Observational mode has no benchmark truth. It permits stability, sensitivity, validity, runtime, and truth-free disagreement metrics. Accuracy, coverage, and false-positive claims are not admissible in this mode.

Estimator Contract¶

An estimator implements BaseEstimator.fit(record) -> EstimateResult and must:

use the enrolled EstimatorSpec;
return a finite point estimate or a structured invalid result;
report runtime when available;
preserve failure reasons instead of raising through normal benchmark execution;
declare whether it supports confidence intervals and diagnostics.

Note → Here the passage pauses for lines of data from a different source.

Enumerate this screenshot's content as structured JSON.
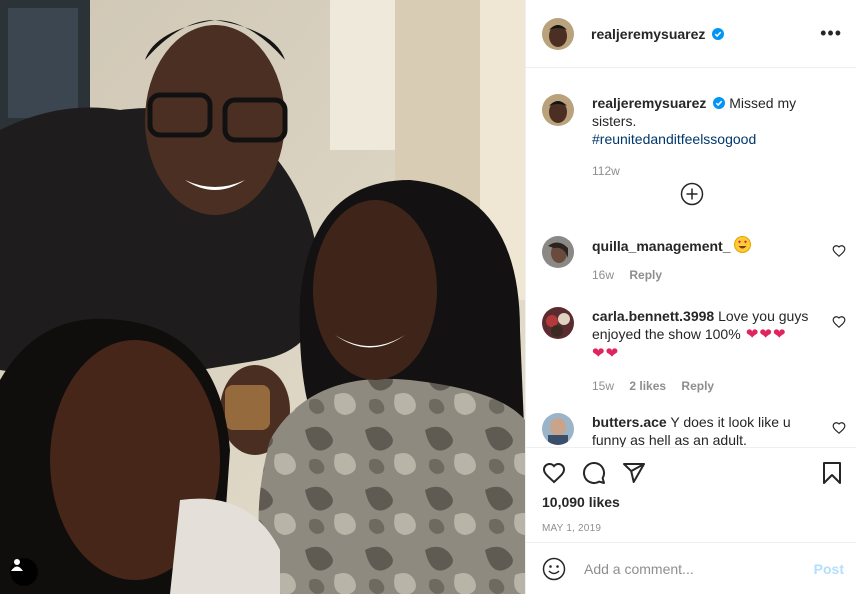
{
  "post": {
    "username": "realjeremysuarez",
    "verified": true,
    "more_icon": "more-horizontal-icon",
    "caption": {
      "text": "Missed my sisters.",
      "hashtag": "#reunitedanditfeelssogood",
      "time": "112w"
    },
    "load_more_icon": "plus-circle-icon",
    "comments": [
      {
        "user": "quilla_management_",
        "text": "",
        "emoji": "heart-eyes-emoji",
        "time": "16w",
        "likes": "",
        "reply": "Reply"
      },
      {
        "user": "carla.bennett.3998",
        "text_line1": "Love you guys",
        "text_line2": "enjoyed the show 100%",
        "hearts": 5,
        "time": "15w",
        "likes": "2 likes",
        "reply": "Reply"
      },
      {
        "user": "butters.ace",
        "text_line1": "Y does it look like u",
        "text_line2": "funny as hell as an adult."
      }
    ],
    "likes": "10,090 likes",
    "date": "MAY 1, 2019",
    "add_comment_placeholder": "Add a comment...",
    "post_button": "Post",
    "colors": {
      "accent_blue": "#0095f6",
      "hashtag": "#00376b",
      "heart_red": "#ed4956",
      "post_disabled": "#b2dffc"
    }
  }
}
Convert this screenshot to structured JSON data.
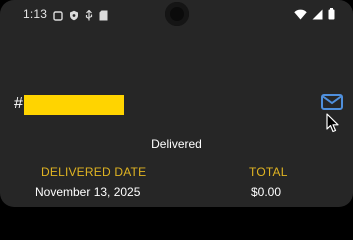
{
  "status_bar": {
    "time": "1:13",
    "left_icons": [
      "screen-icon",
      "shield-icon",
      "usb-icon",
      "sd-card-icon"
    ],
    "right_icons": [
      "wifi-icon",
      "signal-icon",
      "battery-icon"
    ]
  },
  "order": {
    "hash": "#",
    "status": "Delivered",
    "delivered_date_label": "DELIVERED DATE",
    "delivered_date": "November 13, 2025",
    "total_label": "TOTAL",
    "total": "$0.00"
  },
  "colors": {
    "background": "#262626",
    "accent_gold": "#e0b422",
    "redaction": "#ffd400",
    "email_icon": "#4f8fdc"
  }
}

Parameter variants are declared in the manifest and materialised as names like DFA::short_scales. The base registry estimator remains DFA.

Metric Contract¶

Metrics are declared in lrdbench.metrics_catalog. Each metric specifies:

whether truth is required;
admissible benchmark modes;
aggregation rule;
optimisation direction;
nominal levels when relevant.

Coverage-like metrics expand by nominal level. Aggregate rows include stratum metadata, including balanced-global summaries where applicable.

Reporting Contract¶

Reports are audit-oriented by design. A run may emit:

raw CSV result-store tables;
summary CSV tables;
HTML report;
LaTeX tables;
figures requested by report.figure_set;
environment and artefact-index metadata.

Report artefacts should not be interpreted without the manifest and metric definitions that produced them.

Release Stability¶

The project has a stable public research release. Package 1.0.2 is the first PyPI-published stable package release, and the public output contract remains 1.0.0.

Manifest fields, metric names, output columns, and report artefacts documented here and in the output contract are stable public surfaces. Breaking changes require an explicit compatibility plan, migration notes, changelog entries, and release notes.